Espíritu libre
 

Pasión, amor, creatividad, sueños y poesía. Una mente democrática capaz de crear exprimidores, lámparas, candeleros, sillas y canillas, así como motos, barcos y naves espaciales.

Dijo muchas veces que no es un diseñador ni un artista. ¿Pero cómo definiría a una persona que con las creaciones de su mente puede cambiar la vida de los otros?

Primero, soy un ciudadano responsable. Segundo, un hombre común que trata de preservar lo que ya existe y servir a su comunidad. Y tercero, soy un creador, como todos deben ser, porque la creatividad no es sólo para los artistas, la creatividad tiene que ser para todos. El creador trata de traer nuevos puntos de vista, ideas y visiones para que luego la gente opte si eso le parece interesante o no.

También está interesado en la política. ¿Cree que los políticos tendrían que utilizar mejor su creatividad para brindar soluciones a los problemas actuales de las sociedades?
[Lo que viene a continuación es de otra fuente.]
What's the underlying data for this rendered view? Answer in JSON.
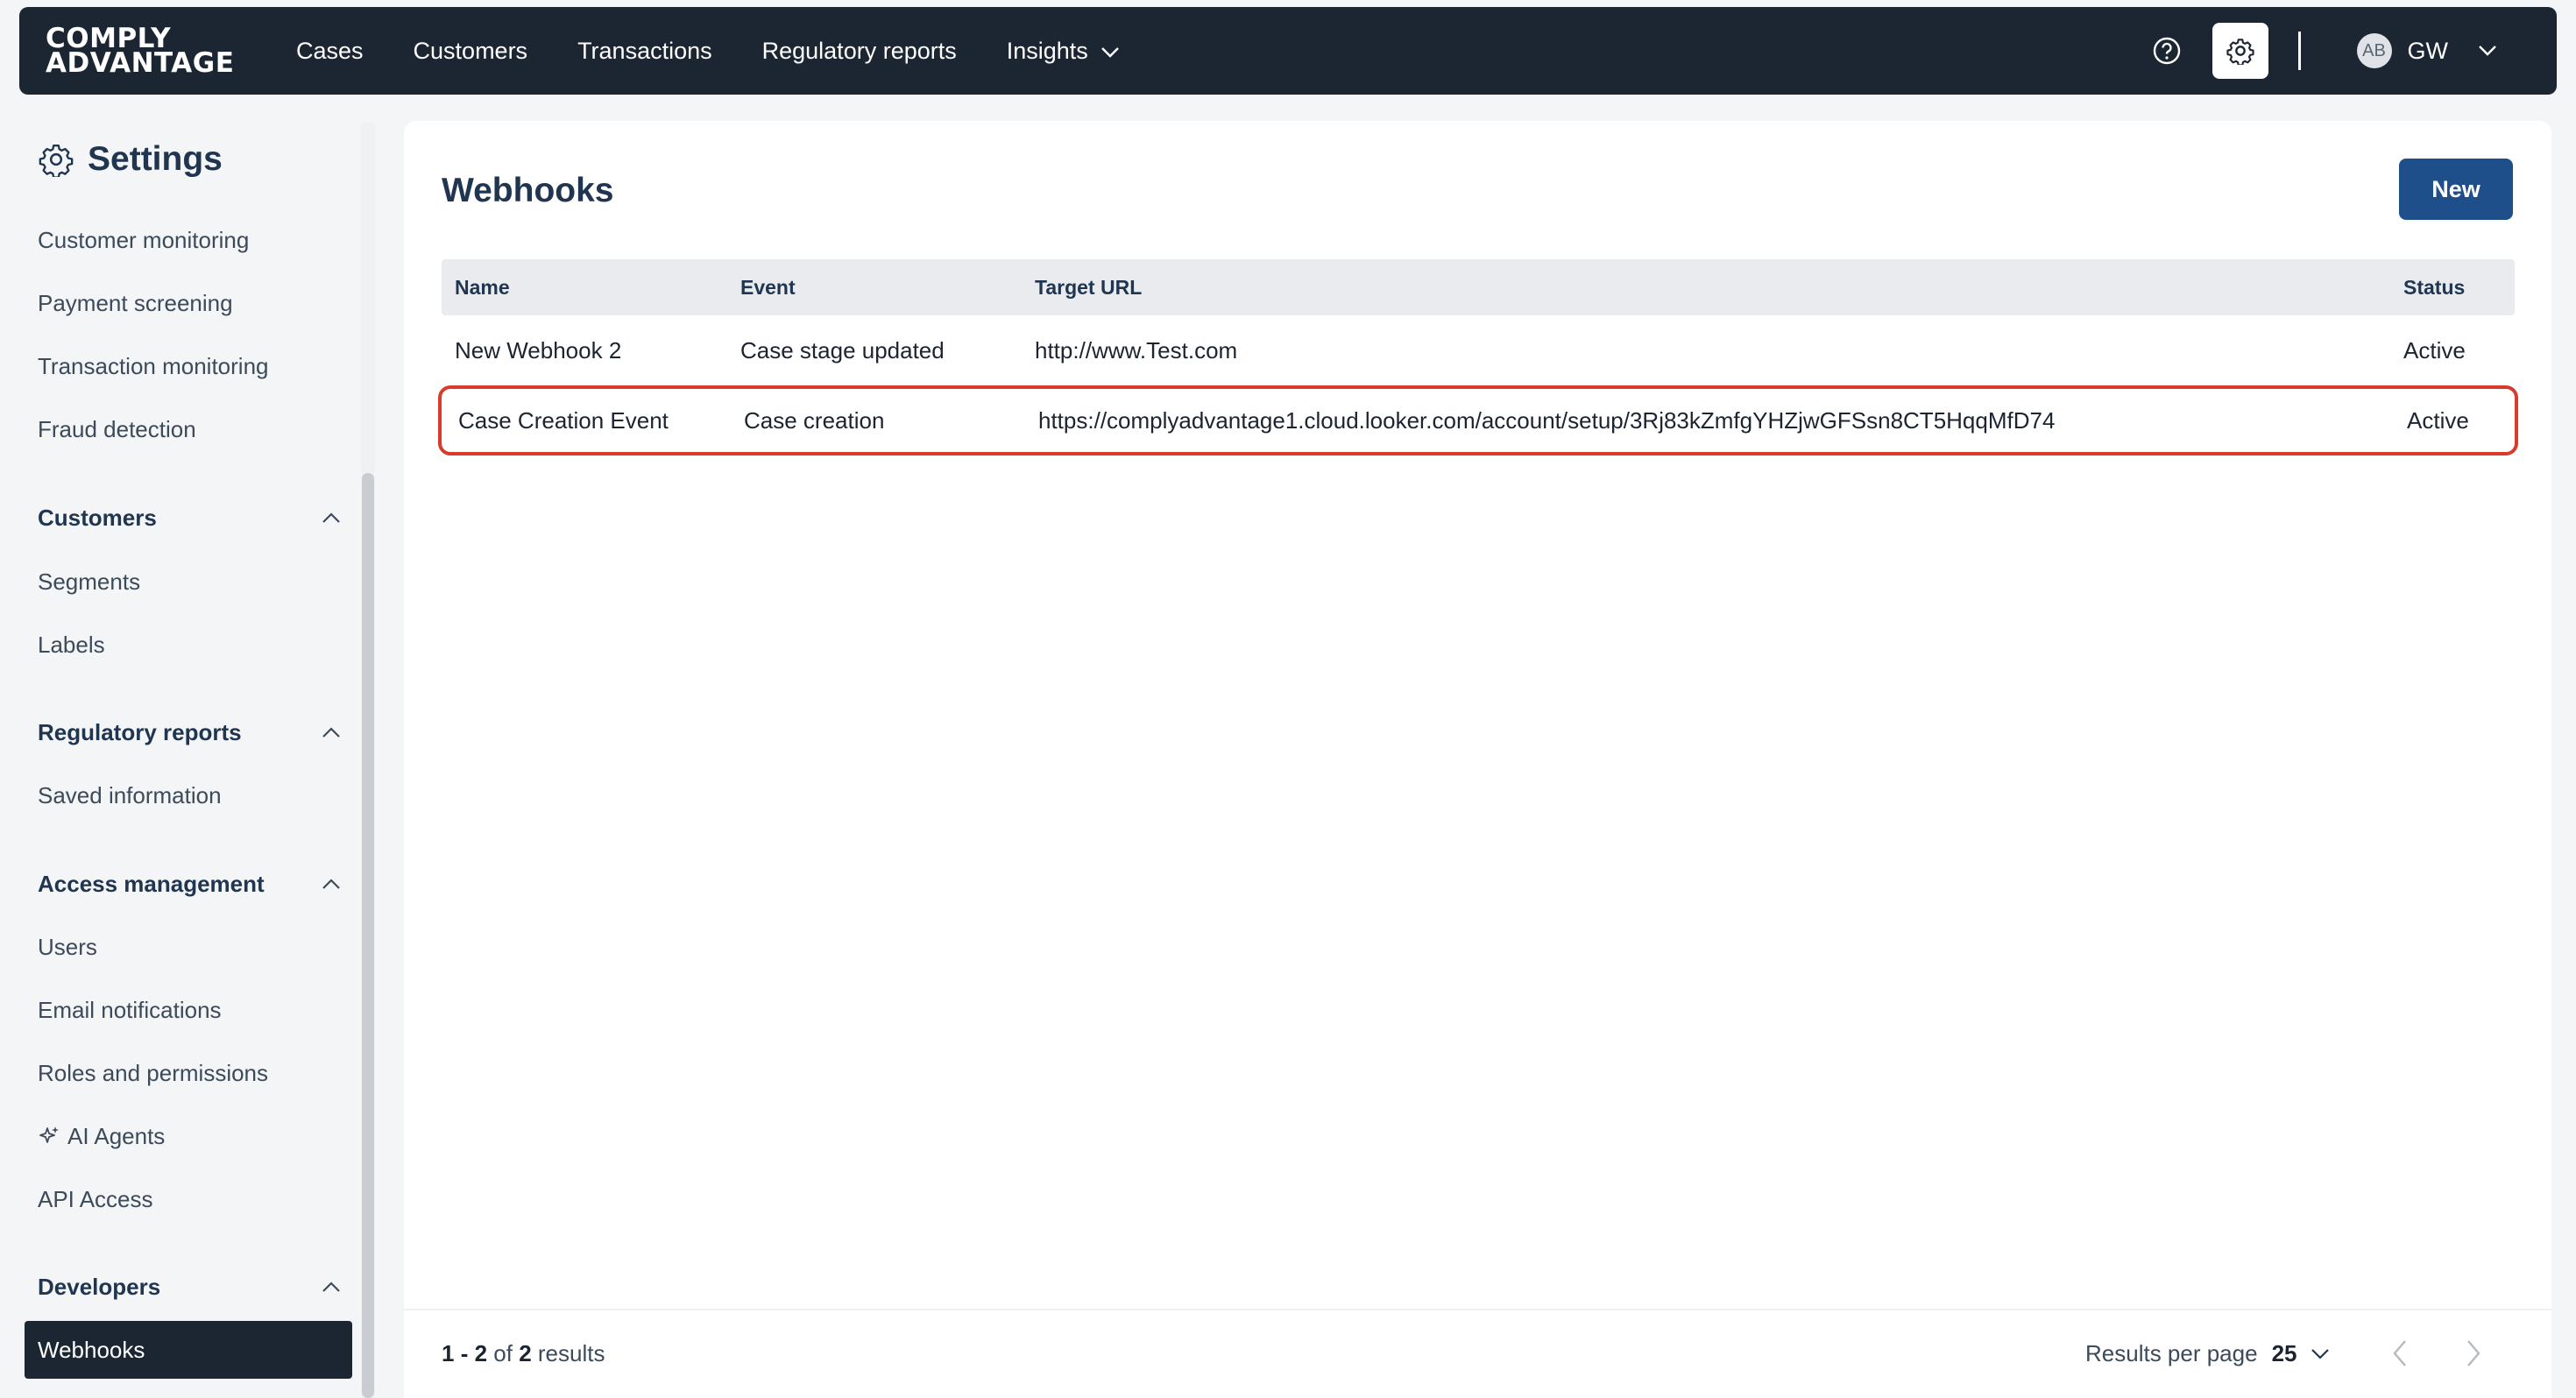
{
  "logo": {
    "line1": "COMPLY",
    "line2": "ADVANTAGE"
  },
  "nav": {
    "items": [
      {
        "label": "Cases"
      },
      {
        "label": "Customers"
      },
      {
        "label": "Transactions"
      },
      {
        "label": "Regulatory reports"
      },
      {
        "label": "Insights"
      }
    ]
  },
  "user": {
    "avatar_initials": "AB",
    "initials": "GW"
  },
  "sidebar": {
    "title": "Settings",
    "top_items": [
      {
        "label": "Customer monitoring"
      },
      {
        "label": "Payment screening"
      },
      {
        "label": "Transaction monitoring"
      },
      {
        "label": "Fraud detection"
      }
    ],
    "sections": {
      "customers": {
        "label": "Customers",
        "items": [
          "Segments",
          "Labels"
        ]
      },
      "regulatory": {
        "label": "Regulatory reports",
        "items": [
          "Saved information"
        ]
      },
      "access": {
        "label": "Access management",
        "items": [
          "Users",
          "Email notifications",
          "Roles and permissions",
          "AI Agents",
          "API Access"
        ]
      },
      "developers": {
        "label": "Developers",
        "items": [
          "Webhooks"
        ]
      }
    }
  },
  "main": {
    "title": "Webhooks",
    "new_button": "New",
    "table": {
      "headers": [
        "Name",
        "Event",
        "Target URL",
        "Status"
      ],
      "rows": [
        [
          "New Webhook 2",
          "Case stage updated",
          "http://www.Test.com",
          "Active"
        ],
        [
          "Case Creation Event",
          "Case creation",
          "https://complyadvantage1.cloud.looker.com/account/setup/3Rj83kZmfgYHZjwGFSsn8CT5HqqMfD74",
          "Active"
        ]
      ]
    },
    "pagination": {
      "range_start": "1",
      "range_sep": " - ",
      "range_end": "2",
      "of": " of ",
      "total": "2",
      "suffix": " results",
      "per_page_label": "Results per page",
      "per_page_value": "25"
    }
  },
  "colors": {
    "nav_bg": "#1c2632",
    "accent": "#1f4f8a",
    "highlight_border": "#d93a2b"
  }
}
Tal vez deberían pensar más como diseñadores.

No lo sé, pero muchos políticos olvidan cuál es su trabajo y sólo tratan de alcanzar el poder y conservarlo. Lo mejor sería que aprendieran y entendieran la forma de pensar de un científico. Si mezclás ciencia, filosofía y poesía obtendrás una posición correcta para pensar. Nunca vi ni leí sobre un político que esté en ese nivel de pensamiento frente a la sociedad. Hay que ver lo que fue Venecia, en Italia, durante el Renacimiento. Los famosos hitos de la ciudad fueron los científicos, los artistas y escritores, y fue una de las ciudades más poderosas de Europa en ese tiempo.

Los sueños son la fuente de su inspiración y creatividad. ¿Por eso sus diseños son algunas veces tan controversiales?

El creador siempre debe traer algo nuevo. Si piensa que el producto no merece existir, está perdiendo su tiempo, el de la gente y su energía en transformar la materia. Una manera de sorprender es ser controversial. Es bueno cuando la gente dice ah, ¿qué es esto? Y cuando después de la sorpresa dice wau, lo amo. Y termina con un oh Dios, es nuevo. No digo que haya que ser controversial por ser controversial, eso es estúpido, pero si algo es controversial, es un buen síntoma.

Tiene varios proyectos en la Argentina, ¿qué piensa del estilo de vida de los argentinos?

Los argentinos alcanzaron uno de los mix más interesantes. Italianos, franceses, ingleses y gente local. Eso siempre es bueno. Los argentinos son locura, pasión, sexo, sueños, poesía y creatividad. Eso es suficiente, es perfecto para mí. No necesito nada más.

No va al cine, no mira televisión, no lee revistas, odia salir de vacaciones y viajar en avión. ¿Cómo hace para conocer las necesidades cotidianas de las personas?

Una buena manera de ser creativo es ser libre: trabajar solo, tener una visión propia y soñar. Si sueño, puedo servir a la comunidad, no sólo para dar un shock, sino como un servicio. Puedo soñar una idea y adaptarla a la vida de las personas. Eso se logra manteniéndose enfocado en uno mismo, cuando se lee buena literatura y mucha ciencia.

Desde hace un tiempo alerta sobre el fin de la civilización. ¿Hay algo que podamos hacer para detener esa tendencia? ¿Necesitamos más diseño democrático?

No, lo que necesitamos es más democracia (risas). Estamos obligados a desarrollarnos, pero eso puede ser negativo para la naturaleza. Por eso el gran desafío es buscar la fórmula de un desarrollo positivo. Debemos buscar soluciones en los próximos años.

Trabajó con Steve Jobs, fundador de Apple. ¿Qué puede decir de él? ¿Tenía una visión similar a la de Ud. respecto del impacto que deben tener las creaciones en la evolución de la humanidad?

Del éxito de Steve aprendí una sola palabra. Antes de que muriera, le pregunté: ¿Cuál es tu última palabra? Y me contestó: Honestidad. Estoy de acuerdo con eso, es la única forma de hacer cualquier cosa. Para crear en esta vida, en una sociedad donde todos hacen lo que quieren, la honestidad es algo que hay que perfeccionar, un signo del trabajo.